Cunningham is smoky-eyed, his tie askew. He has been on the air for nine hours now delivering a marathon eulogy for his dead leader.

“The David Bateman I knew,” he says, “—my boss, my friend—couldn’t be killed by mechanical failure or pilot error. He was an avenging angel. An American hero. And this reporter believes that what we’re talking about here is nothing less than an act of terrorism, if not by foreign nationals, then by certain elements of the liberal media. Planes don’t just crash, people. This was sabotage. This was a shoulder-fired rocket from a speedboat. This was a jihadi in a suicide vest on board the aircraft, possibly one of the crew. Murder, my friends, by the enemies of freedom. Nine dead, including a nine-year-old girl. Nine. A girl who had already suffered tragedy in her life. A girl I held in my arms at birth, whose diaper I changed. We should be fueling up the fighter jets. SEAL teams should be jumping from high-altitude planes and sharking up from submarines. A great patriot is dead, the godfather of freedom in the West. And we will get to the bottom of things.”

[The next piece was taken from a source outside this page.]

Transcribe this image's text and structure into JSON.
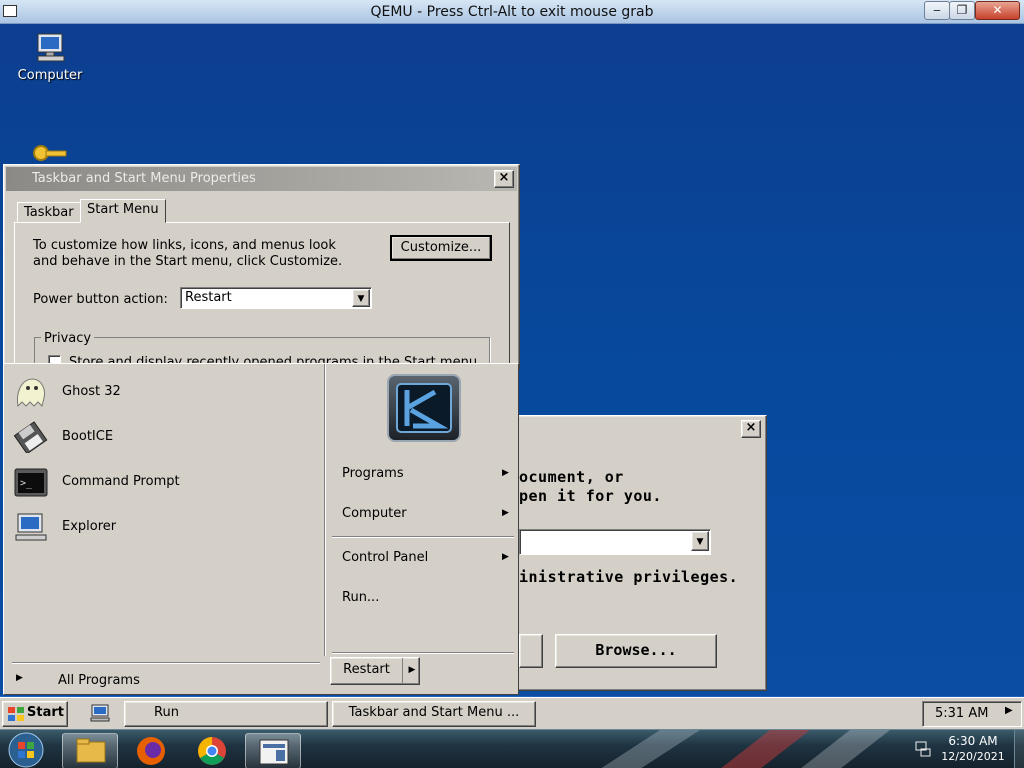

Scott turns down the volume. The boy stirs but does not wake. In sleep he is not yet an orphan. In sleep his parents are still alive, his sister. They kiss him on the cheeks and tickle his ribs. In sleep it is last week and he is running through the sand, holding a squirmy green crab by the claw. He is drinking orange soda through a straw and eating curly fries, his brown hair bleached by the sun, freckles splashed across his face. And when he wakes up there will be that moment when all the dreams are real, when the love he carries up with him is enough to keep the truth at bay, but then the moment will end. The boy will see Scott’s face, or a nurse will come in, and just like that he will be an orphan again. This time forever.